On top of this, Shannon’s work featured values that were common and anticipated to the fields of mathematics and physics. His solutions were elegant, simple, and, by those factors, beautiful. Removing all that is unnecessary and superfluous and delivering the essential features of information theory, Shannon’s paper become a giant upon whose shoulders future researchers would stand. Soon, students interested in mechanical engineering and mathematics found scientists starting multi-million dollar companies and putting forward incredibly practical applications of their disciplines. Titans like Steve Jobs and Bill Gates would arise in the Information Age, and the general public’s access to computers, televisions, and phones would change the landscape of science and engineering forever. Shannon continued to emphasize that the scientific notion of information is void of meaning itself. Instead, chaotic systems, and strings of random numbers, altogether meaningless, are dense with information.

For the rest of his life, Shannon kept a lighthearted demeanor. Taking interests in juggling, poetry, and unicycling, he turned down fame and, instead, chose to remain an earth-shattering researcher in the world of information sciences.

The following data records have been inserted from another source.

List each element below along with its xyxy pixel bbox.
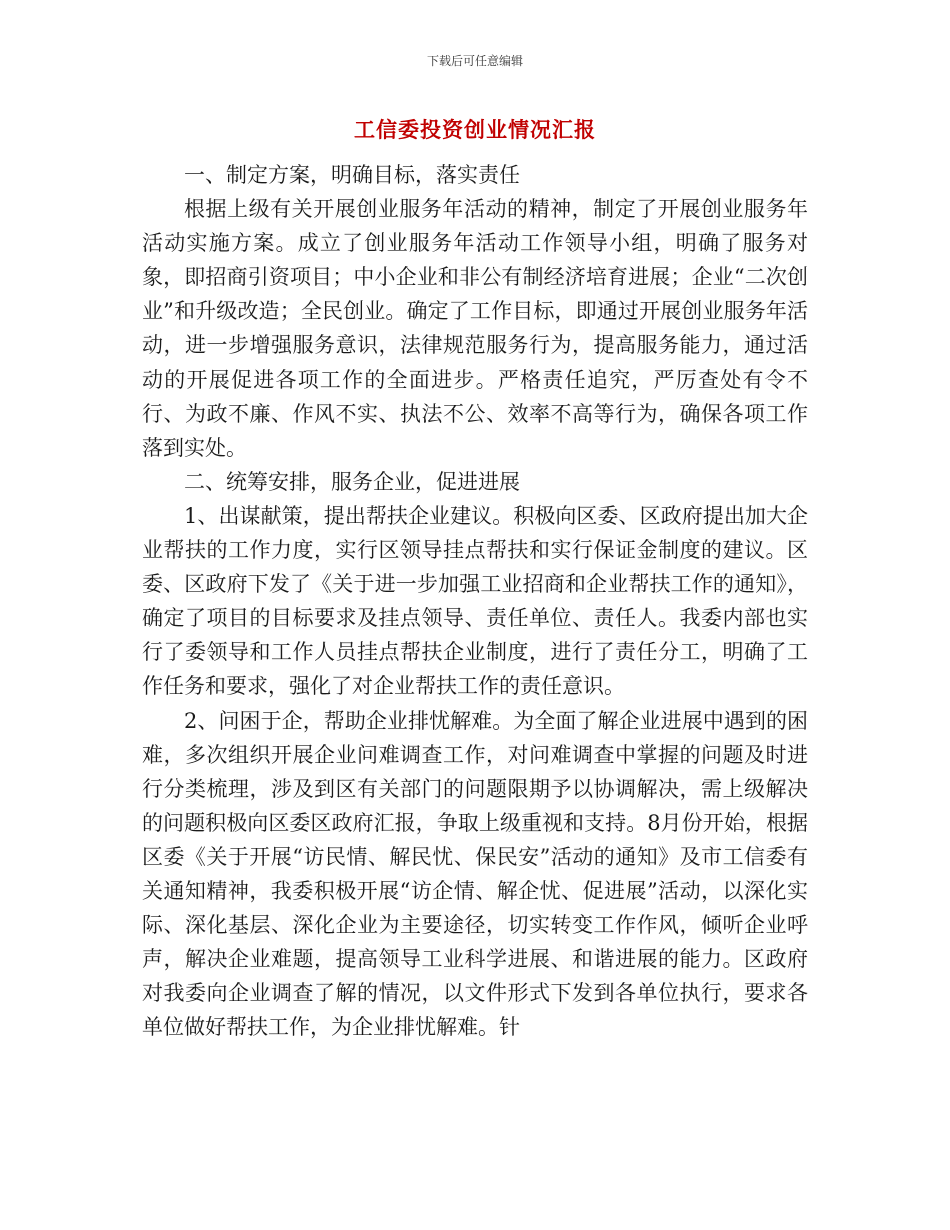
- paragraph-2: 1、出谋献策，提出帮扶企业建议。积极向区委、区政府提出加大企业帮扶的工作力度，实行区领导挂点帮扶和实行保证金制度的建议。区委、区政府下发了《关于进一步加强工业招商和企业帮扶工作的通知》，确定了项目的目标要求及挂点领导、责任单位、责任人。我委内部也实行了委领导和工作人员挂点帮扶企业制度，进行了责任分工，明确了工作任务和要求，强化了对企业帮扶工作的责任意识。: [142, 503, 808, 699]
- section-heading-2: 二、统筹安排，服务企业，促进进展: [184, 469, 520, 494]
- page-header: 下载后可任意编辑: [426, 54, 523, 68]
- section-heading-1: 一、制定方案，明确目标，落实责任: [184, 163, 520, 187]
- document-title: 工信委投资创业情况汇报: [354, 117, 596, 142]
- paragraph-1: 根据上级有关开展创业服务年活动的精神，制定了开展创业服务年活动实施方案。成立了创业服务年活动工作领导小组，明确了服务对象，即招商引资项目；中小企业和非公有制经济培育进展；企业“二次创业”和升级改造；全民创业。确定了工作目标，即通过开展创业服务年活动，进一步增强服务意识，法律规范服务行为，提高服务能力，通过活动的开展促进各项工作的全面进步。严格责任追究，严厉查处有令不行、为政不廉、作风不实、执法不公、效率不高等行为，确保各项工作落到实处。: [142, 197, 808, 460]
- document-body: [142, 158, 808, 1044]
- paragraph-3: 2、问困于企，帮助企业排忧解难。为全面了解企业进展中遇到的困难，多次组织开展企业问难调查工作，对问难调查中掌握的问题及时进行分类梳理，涉及到区有关部门的问题限期予以协调解决，需上级解决的问题积极向区委区政府汇报，争取上级重视和支持。8月份开始，根据区委《关于开展“访民情、解民忧、保民安”活动的通知》及市工信委有关通知精神，我委积极开展“访企情、解企忧、促进展”活动，以深化实际、深化基层、深化企业为主要途径，切实转变工作作风，倾听企业呼声，解决企业难题，提高领导工业科学进展、和谐进展的能力。区政府对我委向企业调查了解的情况，以文件形式下发到各单位执行，要求各单位做好帮扶工作，为企业排忧解难。针: [142, 708, 808, 1040]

Finally, near the end of his life, the poet-mathematician wrote a letter to Scientific American:

Dear Dennis:

You probably think I have been fritterin’, I say fritterin’, away my time while my juggling paper is languishing on the shelf. This is only half true. I have come to two conclusions recently:


1) I am a better poet than scientist. 2) Scientific American should have a poetry column.


You may disagree with both of these, but I enclose “A Rubric on Rubik Cubics” for you.


Sincerely,


Claude E. Shannon

P.S. I am still working on the juggling paper.